L’internet of things incontra la finanza, così pagheremo con l’auto e il frigorifero – Se negli ultimi anni

abbiamo imparato ad acquistare praticamente qualsiasi cosa con lo smartphone, si sta adesso creando una linea di collegamento tra servizi finanziari e industria dei dispositivi mobili, che consentirà di farci pagare beni e servizi attraverso…i nostri frigoriferi, ad esempio, o con le nostre automobili fino ad arrivare ai nostri volti (ma questa è forse ancora fantatecnologia). L’Internet of Things (Iot) quindi si unisce con la finanza ed espande il proprio raggio d’azione nell’e-commerce. È uno dei lei motiv emersi con maggiore evidenza dall’edizione di quest’anno del Mobile World Congress (MWC) di Barcellona.

Open innovation: Microsoft compra Solair, azienda italiana che fa progetti IoT – Per il suo primo acquisto di startup in Italia Microsoft ha scelto una giovane società impegnata nell’Internet of Things. Il colosso di Redmond ha annunciato di aver rilevato a maggio scorso per una cifra non resa nota Solair, una società italiana, fondata dall’inglese Tom Davis, che sviluppa soluzioni Internet of Things (IoT) per diversi settori: manifatturiero, retail, food&beverage, trasporti. L’acquisizione – si legge in una nota di Microsoft – è diretta a rafforzare l’impegno dell’azienda americana per “fornire l’offerta IoT più completa alle aziende”.

Alyt, 1,1 milioni di dollari per la startup di tre torinesi nella Silicon Valley – A giugno 2016 Alyt, startup attiva in ambito Internet of Things fondata da tre torinesi (Mirko Bretto, Luca Gaetano Capula e Simone Janin) in Silicon Valley, ha raccolto un investimento di 1,1 milioni di dollari (980mila euro) da parte di Aizoon, una società italiana di innovazione tecnologica che opera a livello globale su aree come Internet delle cose, big data e cyber security ed è presente con proprie sedi in Italia, Stati Uniti, Australia e Regno Unito. 

Sysdev, startup IoT per monitorare case e ponti, raccoglie 500mila euro – La nuova impresa incubata presso l’incubatore del Politecnico di Torino I3P che offre soluzioni Internet of Things per il monitoraggio di edifici e infrastrutture ottiene un investimento da parte di A.di.co.m Group, società torinese operante nell’IT. Con le nuove risorse amplierà la struttura aziendale.

I co-founder di Almadom
Almadom.us, 500mila euro alla startup della domotica – La società partecipata da Digital Magics ha sviluppato domoki, sistema che controlla luci, termostati e prese, sostituendo gli interruttori di casa e garantendo fino al 20% di risparmio in bolletta. Tra gli investitori Innowatio (energia), Belp Corporate (guarnizioni), Sapra Elettronica e business angel italiani e internazionali. Il prodotto è già in prevendita, consegne previste a luglio.

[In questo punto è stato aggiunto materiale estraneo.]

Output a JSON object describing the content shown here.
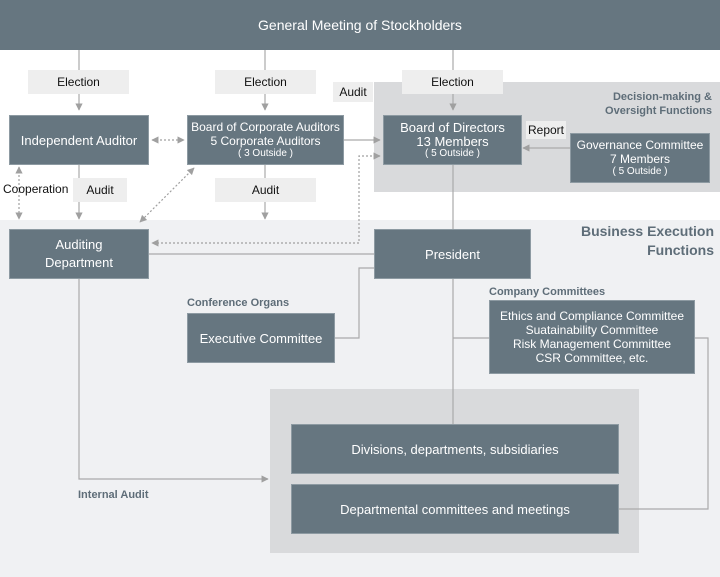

Ericsson lancia un acceleratore per l’Internet of Things – Ericsson ha annunciato a maggio il suo IoT Accelerator. Disponibile alla fine del terzo trimestre 2016, l’IoT Accelerator sarà offerto nella modalità “as a service”, per consentire a tutti i clienti di sviluppare e implementare rapidamente nuove soluzioni IoT, riducendo, al contempo, costi e complessità. Una soluzione che combina tre elementi: piattaforme orizzontali per l’Internet of Things, servizi professionali e un marketplace dove aziende operanti in diversi settori come sicurezza pubblica, utilities, trasporti e smart cities potranno entrare in contatto con i partner dell’ecosistema e monetizzare le loro soluzioni.